Kreig Benally, waiter, web designer, Navajo

“The 45th president stole my land.”

Three miles east of the small town of Bluff, Utah, stand a few houses at the base of a red sandstone cliff near a church called St. Christopher’s Episcopal Mission.

In 2014, around the time Kreig Benally, a Navajo who was born and raised around the mission, learned about the campaign to protect Bears Ears, the Bureau of Land Management proposed selling an oil drilling lease on the slickrock bench above the mission. The lease would have allowed oil wells a mere 700 feet from the mission drinking well that Navajos visit from as far as 25 miles away for clean water.

If that well were to become polluted because of gas drilling, Benally knew it would mean having to drive elsewhere to find water for drinking and cooking, and possibly even bathing and laundry. He didn’t want to go back to that way of living.

“It was a sad day because I grew up hauling water, we didn’t have running water,” said Benally, 33, a waiter and a web developer. “I don’t want to worry about going to out of state or to the next town over to bring it home.”

Benally joined dozens of other Navajos at a public meeting to oppose the oil lease. When President Barack Obama proclaimed Bears Ears National Monument in Dec. 2016, Benally said the threat of an oil well polluting the mission’s water vanished.

However, less than a year later, when President Trump effectively eliminated Bears Ears, Benally began to feel his drinking water was threatened again.

“It’s just one more thing to worry about,” he said. “I don’t know who’s going to come here, corporations come in and drill as they please, we don’t want them to taint our water.”

Benally had dramatically evolved in his opinion of Bears Ears National Monument.

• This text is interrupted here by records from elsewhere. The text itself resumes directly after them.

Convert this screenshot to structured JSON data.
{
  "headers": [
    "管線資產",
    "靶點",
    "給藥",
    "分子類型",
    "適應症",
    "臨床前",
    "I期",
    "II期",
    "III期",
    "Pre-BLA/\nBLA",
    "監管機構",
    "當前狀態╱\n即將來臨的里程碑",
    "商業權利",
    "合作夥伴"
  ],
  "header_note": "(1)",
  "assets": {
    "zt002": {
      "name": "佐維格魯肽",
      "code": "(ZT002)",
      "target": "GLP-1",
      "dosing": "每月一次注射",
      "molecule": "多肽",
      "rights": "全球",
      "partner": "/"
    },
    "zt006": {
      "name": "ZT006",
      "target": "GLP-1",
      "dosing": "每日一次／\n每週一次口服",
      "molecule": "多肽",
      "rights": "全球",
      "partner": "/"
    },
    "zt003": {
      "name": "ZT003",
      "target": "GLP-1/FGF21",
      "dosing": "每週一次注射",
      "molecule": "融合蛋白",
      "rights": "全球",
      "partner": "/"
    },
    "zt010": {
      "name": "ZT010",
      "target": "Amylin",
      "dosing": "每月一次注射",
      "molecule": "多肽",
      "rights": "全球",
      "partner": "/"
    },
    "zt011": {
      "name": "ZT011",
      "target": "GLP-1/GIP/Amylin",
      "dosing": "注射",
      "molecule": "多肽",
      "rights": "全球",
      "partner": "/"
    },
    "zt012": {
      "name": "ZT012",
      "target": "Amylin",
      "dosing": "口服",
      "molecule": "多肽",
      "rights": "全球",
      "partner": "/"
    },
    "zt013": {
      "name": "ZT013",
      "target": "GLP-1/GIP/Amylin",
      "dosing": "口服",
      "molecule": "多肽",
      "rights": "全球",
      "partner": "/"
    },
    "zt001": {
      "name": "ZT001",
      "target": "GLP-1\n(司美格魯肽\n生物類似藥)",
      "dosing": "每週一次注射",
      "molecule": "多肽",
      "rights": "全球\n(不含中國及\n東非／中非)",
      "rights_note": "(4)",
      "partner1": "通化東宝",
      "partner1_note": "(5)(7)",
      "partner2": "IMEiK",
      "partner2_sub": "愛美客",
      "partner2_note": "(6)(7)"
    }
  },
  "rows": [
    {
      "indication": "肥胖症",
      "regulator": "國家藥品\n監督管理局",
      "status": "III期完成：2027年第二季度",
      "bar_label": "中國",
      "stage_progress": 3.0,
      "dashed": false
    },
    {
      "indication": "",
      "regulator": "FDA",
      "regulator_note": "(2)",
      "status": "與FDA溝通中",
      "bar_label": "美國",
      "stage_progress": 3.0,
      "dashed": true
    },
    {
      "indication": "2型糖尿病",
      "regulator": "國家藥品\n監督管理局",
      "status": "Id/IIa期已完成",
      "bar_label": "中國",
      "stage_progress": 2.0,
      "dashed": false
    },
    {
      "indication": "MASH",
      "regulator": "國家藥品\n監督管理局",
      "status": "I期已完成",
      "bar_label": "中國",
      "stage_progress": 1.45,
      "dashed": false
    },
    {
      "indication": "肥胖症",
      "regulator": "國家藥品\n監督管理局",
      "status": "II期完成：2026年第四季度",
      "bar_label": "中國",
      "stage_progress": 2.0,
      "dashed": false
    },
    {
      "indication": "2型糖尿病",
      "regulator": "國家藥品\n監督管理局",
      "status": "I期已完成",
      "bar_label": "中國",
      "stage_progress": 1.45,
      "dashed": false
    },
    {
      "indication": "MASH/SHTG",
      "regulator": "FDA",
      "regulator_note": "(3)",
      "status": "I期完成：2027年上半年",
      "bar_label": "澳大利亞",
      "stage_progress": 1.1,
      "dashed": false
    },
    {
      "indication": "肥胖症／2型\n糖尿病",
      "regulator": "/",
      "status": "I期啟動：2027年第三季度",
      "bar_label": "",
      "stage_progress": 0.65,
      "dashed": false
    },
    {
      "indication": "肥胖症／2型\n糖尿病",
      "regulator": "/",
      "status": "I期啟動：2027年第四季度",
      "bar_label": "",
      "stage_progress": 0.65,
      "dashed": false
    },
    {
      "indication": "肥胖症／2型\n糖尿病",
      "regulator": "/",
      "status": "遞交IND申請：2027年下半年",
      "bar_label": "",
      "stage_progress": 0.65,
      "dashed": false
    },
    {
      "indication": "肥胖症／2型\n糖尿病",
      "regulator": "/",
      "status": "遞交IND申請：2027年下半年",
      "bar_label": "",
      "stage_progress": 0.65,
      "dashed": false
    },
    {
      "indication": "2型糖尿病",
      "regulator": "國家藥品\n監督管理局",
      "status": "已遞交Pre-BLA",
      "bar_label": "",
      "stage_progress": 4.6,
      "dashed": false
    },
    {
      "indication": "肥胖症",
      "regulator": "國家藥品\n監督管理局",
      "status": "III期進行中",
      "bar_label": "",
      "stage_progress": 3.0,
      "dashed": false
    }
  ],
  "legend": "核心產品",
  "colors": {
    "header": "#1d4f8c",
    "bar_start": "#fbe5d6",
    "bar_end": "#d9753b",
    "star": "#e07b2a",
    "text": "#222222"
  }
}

Initially, he opposed it.

“At first I didn’t know what was going on, I didn’t have the facts right, a lot of people were against it and I went along with the crowd,” he said.

This changed when he learned how much the national monument honored his ancestors, and how modern tribes would help manage the landscape.

“When I started doing my own research I decided it was a good thing, because all the surrounding tribes would have a say,” he said.

Benally called the Bears Ears region, “my big backyard.” He had learned its wild topography simply by exploring it, physically and mentally.

“I have a big imagination and I would have all these adventures,” he said. “All this hiking and climbing.”

He said that as a youth, he took the land for granted. But when he grew into an adult, and returned to the mission community after a few years in college in Salt Lake City, he realized the splendor of his homeland.

“Being older I go up there and I go, ‘Wow, it’s amazing,’” he said.

To Benally, Trump’s elimination of Bears Ears was a direct and personal attack.

“The 45th president stole my land,” he said. “I feel that my own backyard is just an open market for whatever minerals, whatever oil — I don’t want that.”

He wishes he could show the Trump not only the beauty of the landscape and its cultural artifacts, but also how much the community around St. Christopher’s Episcopal Mission needs clean water. He wishes he could show Trump his home — but silently.

“I don’t think I could know how to talk to Trump, I wouldn’t know how to use my words in a polite way, so I’d rather just show him,” Benally said. “Where I live, especially how native people are so dependent on this monument — they feel some sort of security, protected.”

Two days after Trump disassembled Bears Ears National Monument, Benally was still reeling from the insult he had felt the previous week when Trump held a ceremony to honor elderly World War II Navajo Code Talkers in front of a painting of President Andrew Jackson, architect of the Indian Removal Act. During that ceremony, Trump denigraded a political rival by calling her “Pocahontas.”

“It’s so disrespectful for him to use the term, ‘Pocahontas,’ it shows so much disrespect, it makes me angry,” Benally said. “I wanted to feel hatred, but I can’t allow myself to do that, it will consume me whole.”

Benally has decided that there is too much at stake to become swallowed by rage. Like keeping his community’s clean water.